PNACC 3 : l’année 2024 marquera-t-elle le lancement d’une véritable politique d’adaptation au changement climatique ?
Le projet de nouveau plan national d’adaptation va sortir dans les prochains jours avec pour la première fois un portage politique de haut-niveau. Différentes conditions doivent néanmoins être assurées pour que ce Plan soit réellement opérant et permette (enfin) de lancer une véritable politique d’adaptation : il doit être assorti de moyens publics, en particulier d’une création d’un nombre suffisant de postes ; reposer sur une trajectoire de réchauffement lucide et opposable ; et inscrire d’ores et déjà des jalons pour la mise en œuvre.

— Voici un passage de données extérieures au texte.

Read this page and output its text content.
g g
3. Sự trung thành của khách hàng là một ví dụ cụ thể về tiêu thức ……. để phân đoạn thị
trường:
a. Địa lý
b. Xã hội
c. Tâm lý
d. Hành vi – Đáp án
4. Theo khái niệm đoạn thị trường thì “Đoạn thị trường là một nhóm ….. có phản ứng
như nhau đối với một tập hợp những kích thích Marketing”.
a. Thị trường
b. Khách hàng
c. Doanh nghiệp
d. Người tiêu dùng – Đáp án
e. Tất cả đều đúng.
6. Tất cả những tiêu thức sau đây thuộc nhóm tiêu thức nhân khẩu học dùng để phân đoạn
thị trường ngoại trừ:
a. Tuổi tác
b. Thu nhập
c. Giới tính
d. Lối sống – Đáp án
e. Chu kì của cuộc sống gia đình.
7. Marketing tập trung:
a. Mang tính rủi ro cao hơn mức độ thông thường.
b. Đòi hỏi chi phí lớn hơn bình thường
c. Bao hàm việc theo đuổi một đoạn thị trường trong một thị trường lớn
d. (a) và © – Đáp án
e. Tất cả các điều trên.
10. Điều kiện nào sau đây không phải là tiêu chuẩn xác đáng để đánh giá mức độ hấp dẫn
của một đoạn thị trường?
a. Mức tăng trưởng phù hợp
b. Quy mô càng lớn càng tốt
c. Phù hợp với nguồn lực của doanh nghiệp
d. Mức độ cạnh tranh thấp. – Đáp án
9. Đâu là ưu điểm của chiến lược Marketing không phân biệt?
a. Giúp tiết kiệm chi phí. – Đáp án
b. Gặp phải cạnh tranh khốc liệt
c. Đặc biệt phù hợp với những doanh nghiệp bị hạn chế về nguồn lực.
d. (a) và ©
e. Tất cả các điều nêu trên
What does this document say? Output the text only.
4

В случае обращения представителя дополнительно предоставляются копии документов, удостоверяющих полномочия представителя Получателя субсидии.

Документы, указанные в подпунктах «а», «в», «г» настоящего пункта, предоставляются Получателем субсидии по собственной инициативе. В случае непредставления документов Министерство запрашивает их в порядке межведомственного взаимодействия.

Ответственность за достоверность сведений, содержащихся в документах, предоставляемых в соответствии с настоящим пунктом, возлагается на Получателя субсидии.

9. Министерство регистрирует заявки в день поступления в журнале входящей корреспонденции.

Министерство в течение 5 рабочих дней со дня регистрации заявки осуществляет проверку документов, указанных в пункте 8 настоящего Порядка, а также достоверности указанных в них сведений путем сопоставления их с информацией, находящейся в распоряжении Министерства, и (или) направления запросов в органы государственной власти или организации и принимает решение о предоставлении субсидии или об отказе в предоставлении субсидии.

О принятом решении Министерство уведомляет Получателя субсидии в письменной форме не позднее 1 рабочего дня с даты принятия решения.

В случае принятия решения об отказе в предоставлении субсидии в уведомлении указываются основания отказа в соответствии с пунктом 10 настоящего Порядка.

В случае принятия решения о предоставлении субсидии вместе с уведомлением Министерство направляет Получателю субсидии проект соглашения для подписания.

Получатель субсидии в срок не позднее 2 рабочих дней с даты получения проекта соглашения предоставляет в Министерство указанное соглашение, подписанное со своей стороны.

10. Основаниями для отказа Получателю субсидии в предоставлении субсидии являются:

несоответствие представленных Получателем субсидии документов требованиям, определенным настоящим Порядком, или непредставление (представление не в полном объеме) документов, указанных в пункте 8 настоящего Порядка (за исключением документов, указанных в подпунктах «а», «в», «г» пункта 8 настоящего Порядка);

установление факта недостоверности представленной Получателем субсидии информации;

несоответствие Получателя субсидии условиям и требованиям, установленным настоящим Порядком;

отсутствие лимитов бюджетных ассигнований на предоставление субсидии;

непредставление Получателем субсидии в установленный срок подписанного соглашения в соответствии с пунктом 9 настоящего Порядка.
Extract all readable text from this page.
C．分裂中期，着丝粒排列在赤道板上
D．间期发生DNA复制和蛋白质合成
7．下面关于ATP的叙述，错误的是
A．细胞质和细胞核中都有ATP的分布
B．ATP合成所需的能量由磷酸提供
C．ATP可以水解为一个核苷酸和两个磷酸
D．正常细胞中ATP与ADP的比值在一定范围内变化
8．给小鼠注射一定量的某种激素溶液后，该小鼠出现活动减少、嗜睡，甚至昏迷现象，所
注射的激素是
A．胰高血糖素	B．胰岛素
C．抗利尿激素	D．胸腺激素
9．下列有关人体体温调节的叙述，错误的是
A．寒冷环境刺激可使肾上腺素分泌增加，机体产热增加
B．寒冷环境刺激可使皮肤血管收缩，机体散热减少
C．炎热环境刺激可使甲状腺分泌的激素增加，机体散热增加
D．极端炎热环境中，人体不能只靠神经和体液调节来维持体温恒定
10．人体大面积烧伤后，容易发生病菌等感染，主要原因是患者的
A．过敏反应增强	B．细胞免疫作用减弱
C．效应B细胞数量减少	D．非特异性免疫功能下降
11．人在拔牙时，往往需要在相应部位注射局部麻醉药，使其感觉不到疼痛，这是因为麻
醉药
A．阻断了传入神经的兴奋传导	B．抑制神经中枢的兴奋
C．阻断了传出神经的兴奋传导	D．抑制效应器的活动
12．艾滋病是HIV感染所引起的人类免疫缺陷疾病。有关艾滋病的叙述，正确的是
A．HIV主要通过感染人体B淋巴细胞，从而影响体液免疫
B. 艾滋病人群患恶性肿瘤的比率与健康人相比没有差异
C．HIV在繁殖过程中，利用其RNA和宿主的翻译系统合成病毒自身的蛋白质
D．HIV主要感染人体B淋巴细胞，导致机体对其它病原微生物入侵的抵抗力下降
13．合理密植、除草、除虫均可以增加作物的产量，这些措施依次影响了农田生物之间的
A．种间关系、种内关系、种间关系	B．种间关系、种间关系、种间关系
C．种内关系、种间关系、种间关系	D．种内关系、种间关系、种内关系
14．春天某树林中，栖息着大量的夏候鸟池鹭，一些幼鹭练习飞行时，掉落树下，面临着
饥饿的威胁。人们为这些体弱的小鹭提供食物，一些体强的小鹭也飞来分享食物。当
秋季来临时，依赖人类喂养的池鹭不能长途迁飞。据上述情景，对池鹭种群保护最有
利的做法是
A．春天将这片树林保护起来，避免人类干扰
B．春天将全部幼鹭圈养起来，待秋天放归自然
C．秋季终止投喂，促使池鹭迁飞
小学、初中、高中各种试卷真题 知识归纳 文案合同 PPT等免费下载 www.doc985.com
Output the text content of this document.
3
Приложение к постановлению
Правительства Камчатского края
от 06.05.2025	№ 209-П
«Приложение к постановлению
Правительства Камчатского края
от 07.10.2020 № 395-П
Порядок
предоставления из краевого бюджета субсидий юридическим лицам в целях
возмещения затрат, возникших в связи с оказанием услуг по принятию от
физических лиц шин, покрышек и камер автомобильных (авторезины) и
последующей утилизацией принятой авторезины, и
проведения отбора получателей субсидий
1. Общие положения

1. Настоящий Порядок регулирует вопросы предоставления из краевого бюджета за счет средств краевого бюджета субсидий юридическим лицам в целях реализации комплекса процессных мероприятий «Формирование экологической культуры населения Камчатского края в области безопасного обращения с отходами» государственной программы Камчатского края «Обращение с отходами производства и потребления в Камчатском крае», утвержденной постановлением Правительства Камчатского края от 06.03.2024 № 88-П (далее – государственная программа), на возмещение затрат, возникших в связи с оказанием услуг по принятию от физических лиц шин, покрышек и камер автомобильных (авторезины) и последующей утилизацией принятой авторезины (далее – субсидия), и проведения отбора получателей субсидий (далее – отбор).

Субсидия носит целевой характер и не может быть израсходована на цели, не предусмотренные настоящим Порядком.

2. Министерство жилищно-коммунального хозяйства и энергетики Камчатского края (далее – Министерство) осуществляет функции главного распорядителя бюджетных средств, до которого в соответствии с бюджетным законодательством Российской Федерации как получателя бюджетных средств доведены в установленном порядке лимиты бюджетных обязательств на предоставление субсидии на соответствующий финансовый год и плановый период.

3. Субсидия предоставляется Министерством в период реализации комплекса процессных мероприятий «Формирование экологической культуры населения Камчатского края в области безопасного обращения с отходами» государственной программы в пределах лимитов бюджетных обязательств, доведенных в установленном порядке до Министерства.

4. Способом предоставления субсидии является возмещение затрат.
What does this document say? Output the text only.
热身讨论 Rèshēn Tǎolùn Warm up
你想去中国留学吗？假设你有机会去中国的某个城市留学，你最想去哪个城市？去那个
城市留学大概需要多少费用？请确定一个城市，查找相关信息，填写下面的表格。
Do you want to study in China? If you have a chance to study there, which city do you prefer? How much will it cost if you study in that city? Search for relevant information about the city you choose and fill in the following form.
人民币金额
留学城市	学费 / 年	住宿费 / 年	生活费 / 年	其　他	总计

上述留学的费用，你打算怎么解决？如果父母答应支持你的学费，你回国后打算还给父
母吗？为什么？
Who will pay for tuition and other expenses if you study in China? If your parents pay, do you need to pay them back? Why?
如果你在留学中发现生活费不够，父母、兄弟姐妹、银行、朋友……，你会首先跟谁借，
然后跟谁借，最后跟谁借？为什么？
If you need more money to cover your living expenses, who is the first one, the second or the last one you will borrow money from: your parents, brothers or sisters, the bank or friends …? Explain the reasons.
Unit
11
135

Le 23 janvier et dans les jours qui suivent, Christophe Béchu devrait dévoiler les contours du prochain Plan National d’Adaptation au Changement Climatique (PNACC 3). Certaines conditions semblent réunies pour que ce PNACC3 produise plus d’effet que ses prédécesseurs : un portage politique de haut-niveau, des travaux préliminaires de qualité, un sujet qui investit le débat public… D’autres doivent encore l’être pour que ce Plan entraîne l’ensemble des acteurs dans une dynamique d’adaptation aux conséquences du changement climatique. La politique d’adaptation, par nature transversale et touchant à des enjeux régaliens, ne pourra avancer au rythme nécessaire sur la seule base d’une compilation de mesures techniques et d’études. Entendons-nous bien : ces mesures techniques et études sont absolument nécessaires, et le PNACC 3 ne pourra pas faire l’économie d’une longue liste d’études, d’exigences de planification et reporting… qui permettent de s’assurer que les bonnes questions sont posées aux bons moments.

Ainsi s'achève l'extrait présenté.